El día termina con mi tío dándome las gracias por ser mejor Robles que los demás, y con mis padres diciendo que ha sido una experiencia horrible. Luego, tanto ellos como mi hermano se despiden de mí antes de dormir, porque mañana van a madrugar y no quieren hacerme pasar por eso. Todo un detalle. A veces son considerados conmigo.

Antes de irme a dormir, Alex me hace reflexionar sobre algo.

—Oye, la predicción de mañana… ¿Crees que es sobre Abril?

—Pues no lo sé. Puede que sea de esas predicciones donde lo que yo decida que sea la interpretación correcta, así será.
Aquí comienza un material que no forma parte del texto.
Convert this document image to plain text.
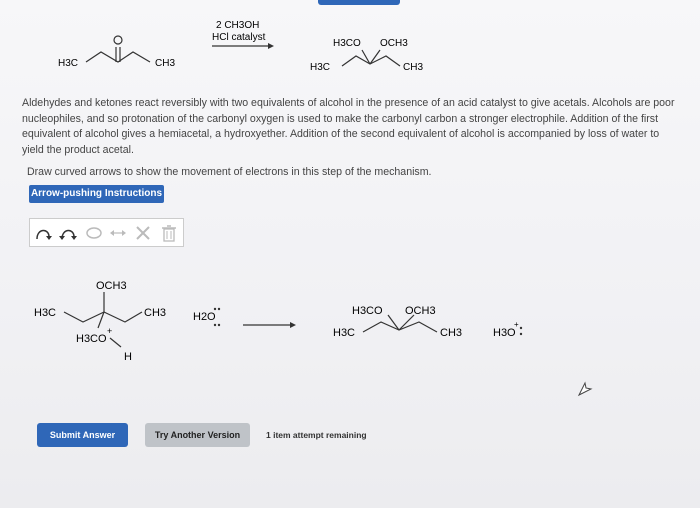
H3C	CH3
2 CH3OH
HCl catalyst
H3CO OCH3
H3C	CH3
Aldehydes and ketones react reversibly with two equivalents of alcohol in the presence of an acid catalyst to give acetals. Alcohols are poor nucleophiles, and so protonation of the carbonyl oxygen is used to make the carbonyl carbon a stronger electrophile. Addition of the first equivalent of alcohol gives a hemiacetal, a hydroxyether. Addition of the second equivalent of alcohol is accompanied by loss of water to yield the product acetal.
Draw curved arrows to show the movement of electrons in this step of the mechanism.
Arrow-pushing Instructions
OCH3
H3C	CH3
H3CO
+
H
H2O	H3CO OCH3
H3C	CH3	H3O
+
Submit Answer	Try Another Version	1 item attempt remaining
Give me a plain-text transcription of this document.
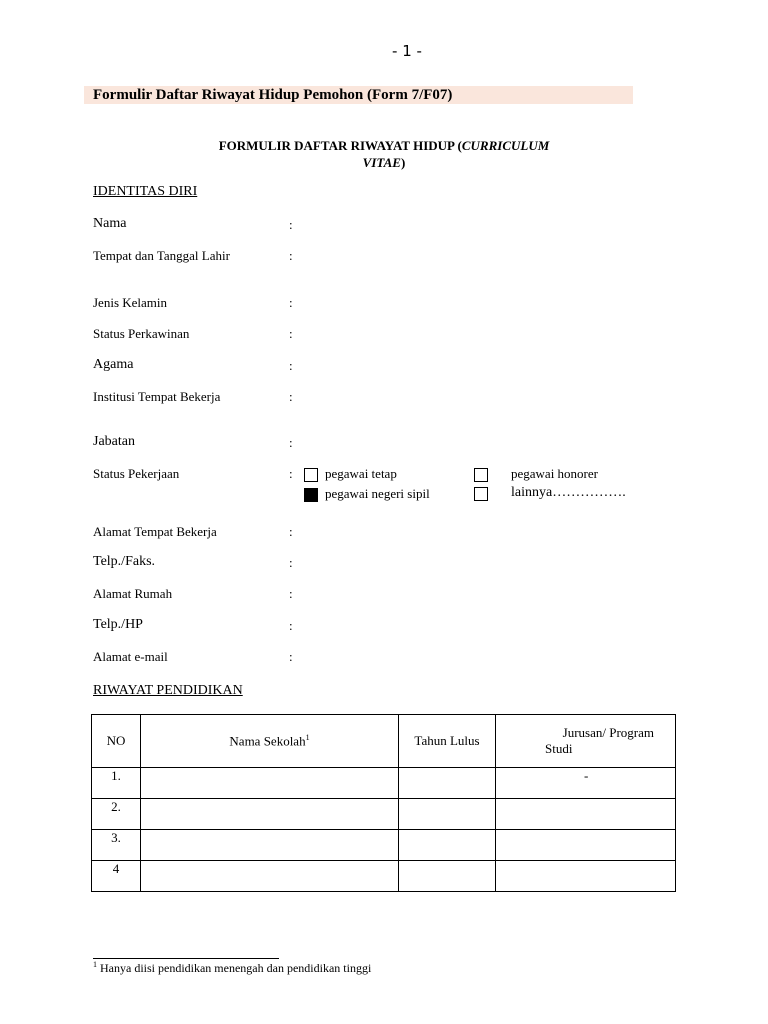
- 1 -
Formulir Daftar Riwayat Hidup Pemohon (Form 7/F07)
FORMULIR DAFTAR RIWAYAT HIDUP (CURRICULUM
VITAE)
IDENTITAS DIRI
Nama	:
Tempat dan Tanggal Lahir	:
Jenis Kelamin	:
Status Perkawinan	:
Agama	:
Institusi Tempat Bekerja	:
Jabatan	:
Status Pekerjaan	: pegawai tetap	pegawai honorer
pegawai negeri sipil	lainnya…………….
Alamat Tempat Bekerja	:
Telp./Faks.	:
Alamat Rumah	:
Telp./HP	:
Alamat e-mail	:
RIWAYAT PENDIDIKAN
NO	Nama Sekolah$^1$	Tahun Lulus	Jurusan/ Program
Studi

1.			-
2.			
3.			
4			
$^1$ Hanya diisi pendidikan menengah dan pendidikan tinggi
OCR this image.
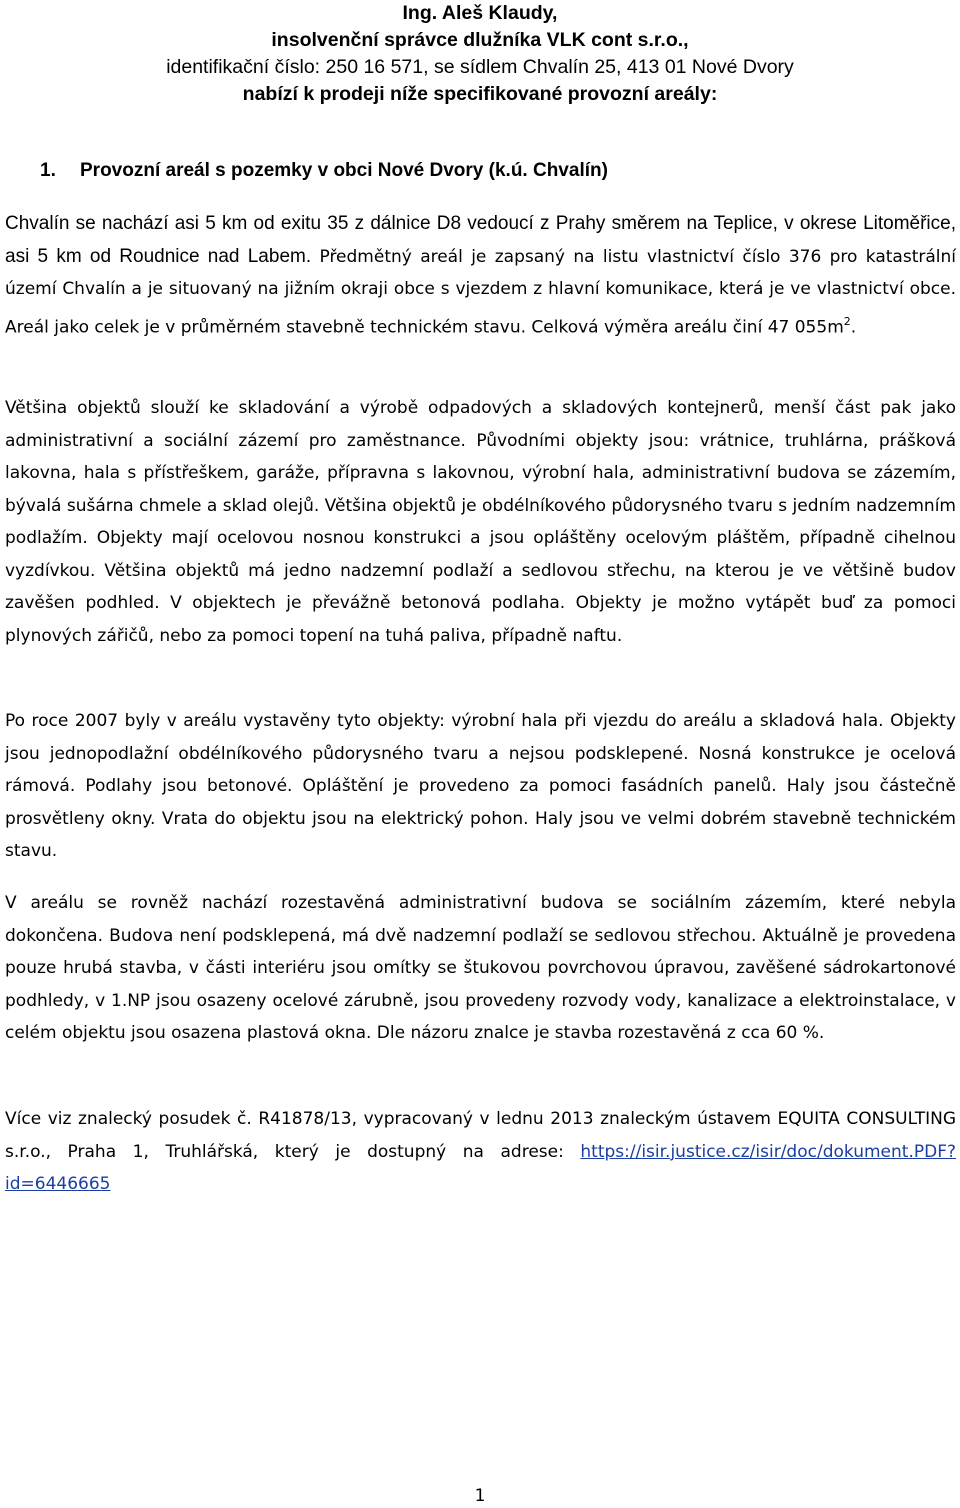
Ing. Aleš Klaudy,
insolvenční správce dlužníka VLK cont s.r.o.,
identifikační číslo: 250 16 571, se sídlem Chvalín 25, 413 01 Nové Dvory
nabízí k prodeji níže specifikované provozní areály:
1. Provozní areál s pozemky v obci Nové Dvory (k.ú. Chvalín)
Chvalín se nachází asi 5 km od exitu 35 z dálnice D8 vedoucí z Prahy směrem na Teplice, v okrese Litoměřice, asi 5 km od Roudnice nad Labem. Předmětný areál je zapsaný na listu vlastnictví číslo 376 pro katastrální území Chvalín a je situovaný na jižním okraji obce s vjezdem z hlavní komunikace, která je ve vlastnictví obce. Areál jako celek je v průměrném stavebně technickém stavu. Celková výměra areálu činí 47 $055m^2$.
Většina objektů slouží ke skladování a výrobě odpadových a skladových kontejnerů, menší část pak jako administrativní a sociální zázemí pro zaměstnance. Původními objekty jsou: vrátnice, truhlárna, prášková lakovna, hala s přístřeškem, garáže, přípravna s lakovnou, výrobní hala, administrativní budova se zázemím, bývalá sušárna chmele a sklad olejů. Většina objektů je obdélníkového půdorysného tvaru s jedním nadzemním podlažím. Objekty mají ocelovou nosnou konstrukci a jsou opláštěny ocelovým pláštěm, případně cihelnou vyzdívkou. Většina objektů má jedno nadzemní podlaží a sedlovou střechu, na kterou je ve většině budov zavěšen podhled. V objektech je převážně betonová podlaha. Objekty je možno vytápět buď za pomoci plynových zářičů, nebo za pomoci topení na tuhá paliva, případně naftu.
Po roce 2007 byly v areálu vystavěny tyto objekty: výrobní hala při vjezdu do areálu a skladová hala. Objekty jsou jednopodlažní obdélníkového půdorysného tvaru a nejsou podsklepené. Nosná konstrukce je ocelová rámová. Podlahy jsou betonové. Opláštění je provedeno za pomoci fasádních panelů. Haly jsou částečně prosvětleny okny. Vrata do objektu jsou na elektrický pohon. Haly jsou ve velmi dobrém stavebně technickém stavu.
V areálu se rovněž nachází rozestavěná administrativní budova se sociálním zázemím, které nebyla dokončena. Budova není podsklepená, má dvě nadzemní podlaží se sedlovou střechou. Aktuálně je provedena pouze hrubá stavba, v části interiéru jsou omítky se štukovou povrchovou úpravou, zavěšené sádrokartonové podhledy, v 1.NP jsou osazeny ocelové zárubně, jsou provedeny rozvody vody, kanalizace a elektroinstalace, v celém objektu jsou osazena plastová okna. Dle názoru znalce je stavba rozestavěná z cca 60 %.
Více viz znalecký posudek č. R41878/13, vypracovaný v lednu 2013 znaleckým ústavem EQUITA CONSULTING s.r.o., Praha 1, Truhlářská, který je dostupný na adrese: https://isir.justice.cz/isir/doc/dokument.PDF?id=6446665
1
—Se te nota la experiencia ya. Bien hecho —dice, y me frota la cabeza—. Pues… Sí, yo apuesto por Abril. Tú quieres intentar recuperar lo que tenías con ella, ¿no?

—Sí… Eso creo.

—Pues dale vueltas esta noche, porque mañana vas a enfrentarte a eso. Venga, ahora descansa, ¡y mañana al ataque!

Lo último que hago antes de dormir es dejarle un mensaje a Abril por si quiere ir a dar una vuelta en cualquier momento de mañana. Justo antes de dejar el móvil del todo, me contesta para decirme que tiene un ratito por la tarde.

Ya tengo plan para mañana, pero… Solo pone que lo quiero intentar. Ni una pista de si saldrá bien o mal. Tal vez depende de mi buena voluntad, ¿no?